Yes, our collection of Arsenal shirts may only span from 2003 onwards. Yes, some of us praise God for the most inconsequential of Arsenal-related happenings a bit more than the more cynical, secular Brits. But we’re all in this together for the long haul and, with any luck, our TV subscriptions and Arsenal baseball caps may just put enough in the coffers to fund that long-awaited purchase of Lionel Messi’s second cousin’s ex-wife’s brother.
ABOUT THE BLOG
Enjoy a good transfer rumour? You have a friend in me. Love match reports? I heart them more. Jimmy Gooner will provide the latest and greatest in all of the above, but mostly it hopes to give you the grander narrative of Arsenal FC – where the club is going, how the season looks to be panning out, and how the fans are reacting to it.

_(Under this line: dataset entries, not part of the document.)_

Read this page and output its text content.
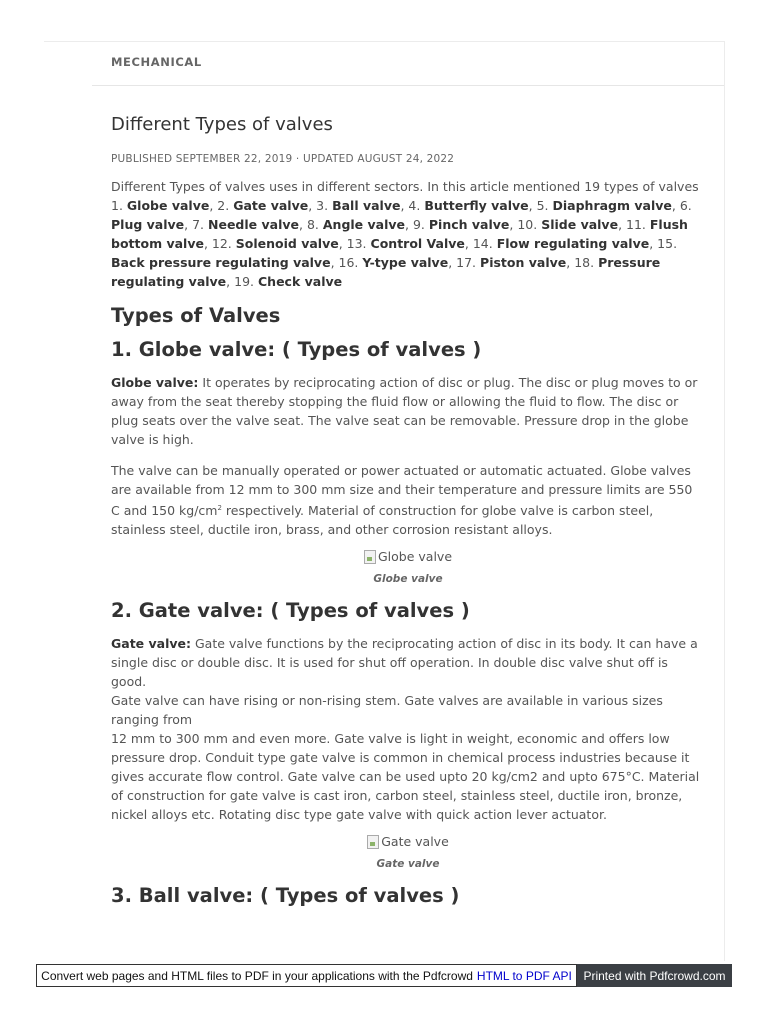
MECHANICAL
Different Types of valves
PUBLISHED SEPTEMBER 22, 2019 · UPDATED AUGUST 24, 2022

Different Types of valves uses in different sectors. In this article mentioned 19 types of valves 1. Globe valve, 2. Gate valve, 3. Ball valve, 4. Butterfly valve, 5. Diaphragm valve, 6. Plug valve, 7. Needle valve, 8. Angle valve, 9. Pinch valve, 10. Slide valve, 11. Flush bottom valve, 12. Solenoid valve, 13. Control Valve, 14. Flow regulating valve, 15. Back pressure regulating valve, 16. Y-type valve, 17. Piston valve, 18. Pressure regulating valve, 19. Check valve

Types of Valves
1. Globe valve: ( Types of valves )

Globe valve: It operates by reciprocating action of disc or plug. The disc or plug moves to or away from the seat thereby stopping the fluid flow or allowing the fluid to flow. The disc or plug seats over the valve seat. The valve seat can be removable. Pressure drop in the globe valve is high.

The valve can be manually operated or power actuated or automatic actuated. Globe valves are available from 12 mm to 300 mm size and their temperature and pressure limits are 550 C and 150 $kg/cm^2$ respectively. Material of construction for globe valve is carbon steel, stainless steel, ductile iron, brass, and other corrosion resistant alloys.

Globe valve
Globe valve
2. Gate valve: ( Types of valves )

Gate valve: Gate valve functions by the reciprocating action of disc in its body. It can have a single disc or double disc. It is used for shut off operation. In double disc valve shut off is good.

Gate valve can have rising or non-rising stem. Gate valves are available in various sizes ranging from

12 mm to 300 mm and even more. Gate valve is light in weight, economic and offers low pressure drop. Conduit type gate valve is common in chemical process industries because it gives accurate flow control. Gate valve can be used upto 20 kg/cm2 and upto 675°C. Material of construction for gate valve is cast iron, carbon steel, stainless steel, ductile iron, bronze, nickel alloys etc. Rotating disc type gate valve with quick action lever actuator.

Gate valve
Gate valve
3. Ball valve: ( Types of valves )
Convert web pages and HTML files to PDF in your applications with the Pdfcrowd HTML to PDF API Printed with Pdfcrowd.com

That’s right, fans. Fanatics. Supporters. There are differences between the two, but Jimmy Gooner welcomes both. One set demands success on the premise that Arsenal FC is a ‘big club’ and so should be up there with the title-chasers and cup guzzlers. The others support the club ‘through thick and thin’, regardless of manager, players or league position.
Jimmy Gooner believes that in so many ways, Arsenal ‘fans/fanatics’ and ‘supporters’ are one in the same. We want what’s best for Arsenal because we love Arsenal. Love is many a splendid thing and it’s expressed in many a different way.
So if you’re here to vent your spleen, please do so. But do it with respect of your fellow Gooner. We all think different, we all speak different, and we all came into the fellowship of Gooner fandom at different times and for different reasons.
FREE LOVE, Y’ALL.
Rumours abound that the founder and author of Jimmy Gooner, the one known as ‘Jammathon’, is a card-dealing fraud who once ran another website known as ‘Third-Gen’. Jammathon wishes to advise that this is slander and misrepresentation of the highest, most despicable order. To be associated with a website that flaunted the laws of common decency and Keynesian economics is defamatory to the extreme.
In all seriousness, yes, Jimmy Gooner is effectively the resurrection of Third-Gen. Third-Gen’s official site is now little more than an online poker advert, reduced to radioactive rubble by the H-bomb of contract expiration. (the very old ruins of the original site can be found here).
Jammathon (real name ‘James’, hence ‘Jimmy Gooner’) is a man of many talents. He enjoys a good tinkle on the piano. He enjoys red wine, cider and James Boag’s Premium Lager. He’s a more-than-capable photographer.
By day (or night, thanks to shift work), Jammathon works in the media. By night (or day, shift work again), he’ll probably be found meditating on ancient Zoroastrian scriptures, or building a cat out of Lego.
But no more.
Jammathon is a changed man. Jammathon is focused, his senses primed, his fingers at the ready. The keyboard sits, poised, ready to receive the click-clack-clackiness of rampant typing and considered thought for the online world.
Jammathon is Blog. Jammathon has become Jimmy Gooner.
But you can still call him Jammathon. Or Jimmy. Or James.
Just not ‘Jimmy James’. My mother calls me that. She’s a sweet, caring woman and deserves the exclusive use of ‘Jimmy James’. So back the hell off.